The United States F-1 has the lowest base visa fee of the four but layers on a separate SEVIS I-901 fee and a more demanding consular interview; Canada and the UK link directly into post-study work pathways (PGWP, Graduate Route) that drive much of the comparative decision.

Frequently asked questions

  • How long does the US student visa take to process?

    The published range for this category is 30–180 days, reflecting how much interview-wait times vary across posts. The April through August window is the busiest globally for F-1 applicants, particularly at posts in India, Pakistan, Nigeria, Vietnam, and the Philippines.

  • How much does the US student visa fee cost?

    The base MRV fee shown for this category is 185 USD, paid before the interview. Students additionally pay the SEVIS I-901 fee online to ICE once the institution issues the I-20, and reciprocity issuance fees may apply depending on the applicant’s nationality.

  • Can I apply online for a US student visa?

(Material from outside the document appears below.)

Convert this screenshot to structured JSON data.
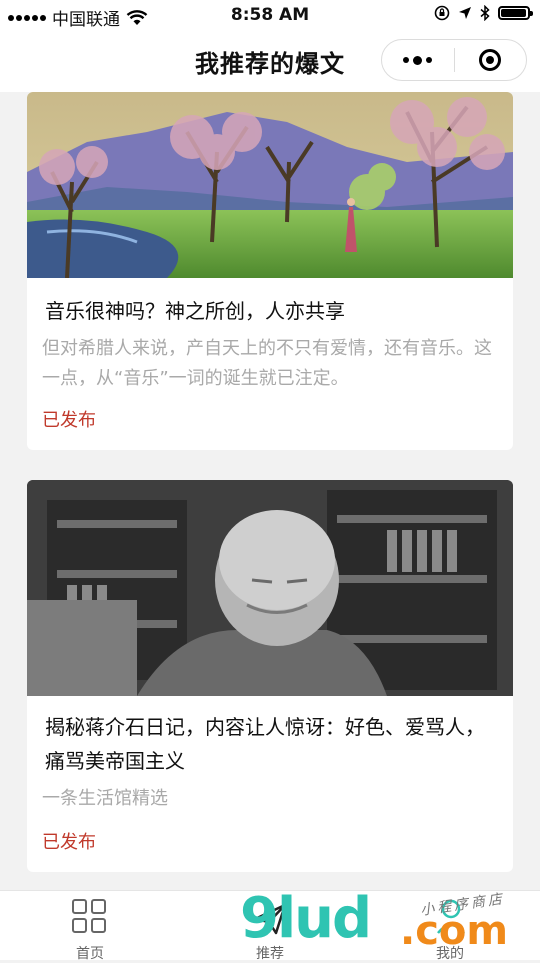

    The DS-160 application form is completed online and the SEVIS I-901 fee is paid online, but the F-1 application requires an in-person interview at the consular post. Some posts run dedicated student-visa days during peak season that release additional interview slots in advance.

  • Can my family come with me on F-2 status?

    Yes — spouses and children under 21 are eligible for F-2 status with their own DS-160 applications and 185 USD MRV fees, attached to the principal’s I-20 as dependants. F-2 holders cannot enrol in degree programmes themselves and cannot work in the United States.

  • How early can I enter the United States on F-1?

    CBP admits F-1 students up to 30 days before the program start date written on the I-20, and any earlier arrival will be refused at the port of entry regardless of how valid the visa stamp looks. Travel within those 30 days requires the I-20 endorsed by the designated school official and the SEVIS payment receipt.

  • What happens if my F-1 application is refused?

    The most common refusal ground is section 214(b) — failure to overcome the presumption of immigrant intent — and the refusal letter sets out the grounds in summary form. The 185 USD MRV fee and SEVIS I-901 fee are both non-refundable; reapplication requires a fresh DS-160, a new interview slot, and meaningful changes to the file.

  • Can I work while studying on an F-1 visa?

    Yes, but only within the F-1 work-authorization framework — on-campus employment up to 20 hours per week during term, and Curricular Practical Training (CPT) or Optional Practical Training (OPT) where the program supports it. Unauthorized off-campus paystubs invalidate future change-of-status options and can lead to status termination.